Fidel Castro (b. 1926) was the revolutionary leader of Cuba from 1959 to his retirement in 2008. As the leader of Cuba, Castro established a communist dictatorship, closely aligned with the Soviet Union. Castro guided Cuba through decades of a U.S.-led embargo, the collapse of the Soviet Union, and several attempts to overthrow his regime.
Fidel Castro is the illegitimate son of a wealthy Cuban farmer, and at one time pursued a baseball career in the U.S. In 1945, he began studying law at the University of Havana, where he became increasingly motivated by leftist politics in opposition to the corrupt Cuban government. Increasingly active in social justice and revolutionary activities, Castro formed "The Movement" in 1952, aimed at overthrowing the Batista regime. From 1956 to 1959 he led a guerilla movement, eventually forcing Batista into exile, and becoming Prime Minister of Cuba in 1959.

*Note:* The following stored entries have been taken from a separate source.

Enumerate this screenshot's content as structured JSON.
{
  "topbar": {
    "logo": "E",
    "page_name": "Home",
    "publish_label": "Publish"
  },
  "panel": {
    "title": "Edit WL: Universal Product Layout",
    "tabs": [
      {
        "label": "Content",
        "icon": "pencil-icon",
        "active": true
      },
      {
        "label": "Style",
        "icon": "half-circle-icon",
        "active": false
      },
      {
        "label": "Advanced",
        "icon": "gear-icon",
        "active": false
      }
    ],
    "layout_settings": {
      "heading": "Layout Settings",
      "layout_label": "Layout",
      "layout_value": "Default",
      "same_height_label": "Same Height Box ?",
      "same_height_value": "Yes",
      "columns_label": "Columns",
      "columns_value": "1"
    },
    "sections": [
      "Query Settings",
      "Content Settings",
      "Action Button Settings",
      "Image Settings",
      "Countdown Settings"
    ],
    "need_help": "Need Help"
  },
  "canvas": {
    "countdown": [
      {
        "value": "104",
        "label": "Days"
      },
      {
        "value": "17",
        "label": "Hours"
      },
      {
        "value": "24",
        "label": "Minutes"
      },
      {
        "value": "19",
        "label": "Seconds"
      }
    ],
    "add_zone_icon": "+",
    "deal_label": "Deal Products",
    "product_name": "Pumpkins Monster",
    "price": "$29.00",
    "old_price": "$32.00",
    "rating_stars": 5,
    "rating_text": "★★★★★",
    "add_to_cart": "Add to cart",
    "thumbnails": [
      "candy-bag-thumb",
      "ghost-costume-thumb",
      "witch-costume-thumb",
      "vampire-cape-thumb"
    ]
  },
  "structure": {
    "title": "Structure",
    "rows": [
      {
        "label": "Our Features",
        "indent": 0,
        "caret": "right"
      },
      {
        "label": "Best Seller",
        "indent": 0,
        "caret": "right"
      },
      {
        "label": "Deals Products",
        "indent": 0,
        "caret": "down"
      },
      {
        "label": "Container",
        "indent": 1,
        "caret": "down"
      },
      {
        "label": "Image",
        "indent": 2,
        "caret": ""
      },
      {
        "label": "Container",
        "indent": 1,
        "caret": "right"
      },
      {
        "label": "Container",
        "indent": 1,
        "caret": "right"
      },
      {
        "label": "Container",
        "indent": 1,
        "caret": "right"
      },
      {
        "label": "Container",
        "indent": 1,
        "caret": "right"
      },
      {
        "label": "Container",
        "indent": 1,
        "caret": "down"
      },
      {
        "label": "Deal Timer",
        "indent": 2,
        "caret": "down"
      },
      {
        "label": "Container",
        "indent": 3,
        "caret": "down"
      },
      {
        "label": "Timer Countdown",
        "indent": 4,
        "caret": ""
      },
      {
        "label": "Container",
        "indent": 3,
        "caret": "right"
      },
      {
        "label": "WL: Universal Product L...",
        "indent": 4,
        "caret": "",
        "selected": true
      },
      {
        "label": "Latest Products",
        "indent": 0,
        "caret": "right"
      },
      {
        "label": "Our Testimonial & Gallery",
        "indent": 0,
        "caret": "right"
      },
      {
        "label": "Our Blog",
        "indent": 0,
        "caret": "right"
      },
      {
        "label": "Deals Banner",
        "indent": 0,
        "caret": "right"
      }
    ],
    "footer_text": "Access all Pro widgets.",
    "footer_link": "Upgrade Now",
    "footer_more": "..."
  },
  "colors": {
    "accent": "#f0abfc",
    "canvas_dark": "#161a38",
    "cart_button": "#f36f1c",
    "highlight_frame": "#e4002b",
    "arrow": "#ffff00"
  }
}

At first, Castro's government was not explicitly a Marxist state. It was not until after the Bay of Pigs invasion in 1961 that he formally established ties with the USSR. The 1962 Cuban Missile Crisis deepened this relationship, and led to the attempted economic isolation of the island by the U.S., an embargo only recently lifted. After leading Cuba for decades, Castro retired in 2008 due to declining health, giving power to his brother Raul.